A reportagem é de Beatriz Lecumberri, publicada por El País, 12-08-2025.
“Há muito tempo que me mantenho afastado do que chamamos de 'alvos previsíveis' aqui. Isso inclui lugares e pessoas. E Anas era um deles”, admite um cinegrafista da Cidade de Gaza. O repórter se refere ao jornalista da Al Jazeera, Anas al-Sharif, que Israel matou no domingo, juntamente com outros quatro funcionários do veículo de comunicação do Catar.
"Tenho muita vergonha de dizer isso hoje, porque meu coração está partido, mas eu o evitava, mesmo amando-o muito. Eu teria tido muito medo de dormir no mesmo lugar que ele", acrescenta este repórter, que pede para ser identificado como Hatem porque não quer que seu nome apareça em nenhuma mídia. "Já estamos em perigo suficiente", explica.

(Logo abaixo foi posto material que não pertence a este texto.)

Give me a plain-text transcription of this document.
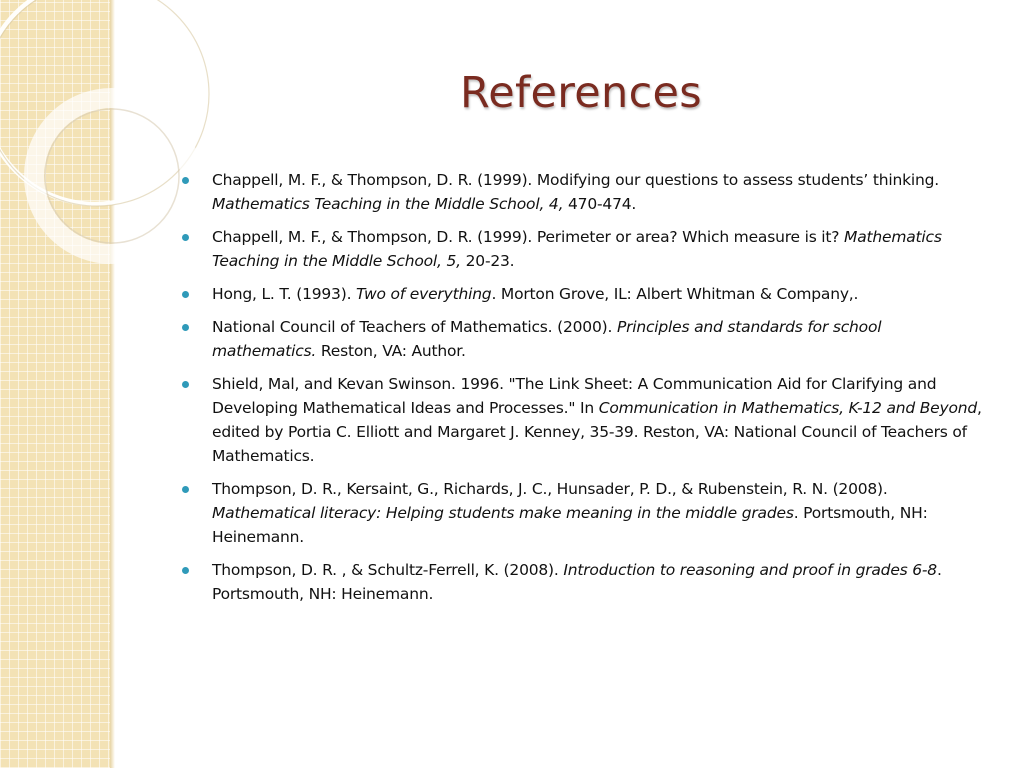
References
Chappell, M. F., & Thompson, D. R. (1999). Modifying our questions to assess students’ thinking. Mathematics Teaching in the Middle School, 4, 470-474.
Chappell, M. F., & Thompson, D. R. (1999). Perimeter or area? Which measure is it? Mathematics Teaching in the Middle School, 5, 20-23.
Hong, L. T. (1993). Two of everything. Morton Grove, IL: Albert Whitman & Company,.
National Council of Teachers of Mathematics. (2000). Principles and standards for school mathematics. Reston, VA: Author.
Shield, Mal, and Kevan Swinson. 1996. "The Link Sheet: A Communication Aid for Clarifying and Developing Mathematical Ideas and Processes." In Communication in Mathematics, K-12 and Beyond, edited by Portia C. Elliott and Margaret J. Kenney, 35-39. Reston, VA: National Council of Teachers of Mathematics.
Thompson, D. R., Kersaint, G., Richards, J. C., Hunsader, P. D., & Rubenstein, R. N. (2008). Mathematical literacy: Helping students make meaning in the middle grades. Portsmouth, NH: Heinemann.
Thompson, D. R. , & Schultz-Ferrell, K. (2008). Introduction to reasoning and proof in grades 6-8. Portsmouth, NH: Heinemann.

Anas al-Sharif havia sido ameaçado diretamente por oficiais militares israelenses e, no domingo, o exército postou uma mensagem no X com as palavras "Atingido", uma espécie de reivindicação de responsabilidade pelo ataque. O mesmo atentado também matou o repórter Mohammed Qreiqeh, os cinegrafistas Ibrahim Zaher e Moamen Aliva, e o assistente Mohammed Noufal, da Al Jazeera, bem como Mohamed al-Khalidi, do veículo local Sahat. Todos viviam e trabalhavam em uma tenda em frente ao Hospital Al-Shifa, na Cidade de Gaza, buscando em vão a proteção que os hospitais costumam oferecer em tempos de guerra.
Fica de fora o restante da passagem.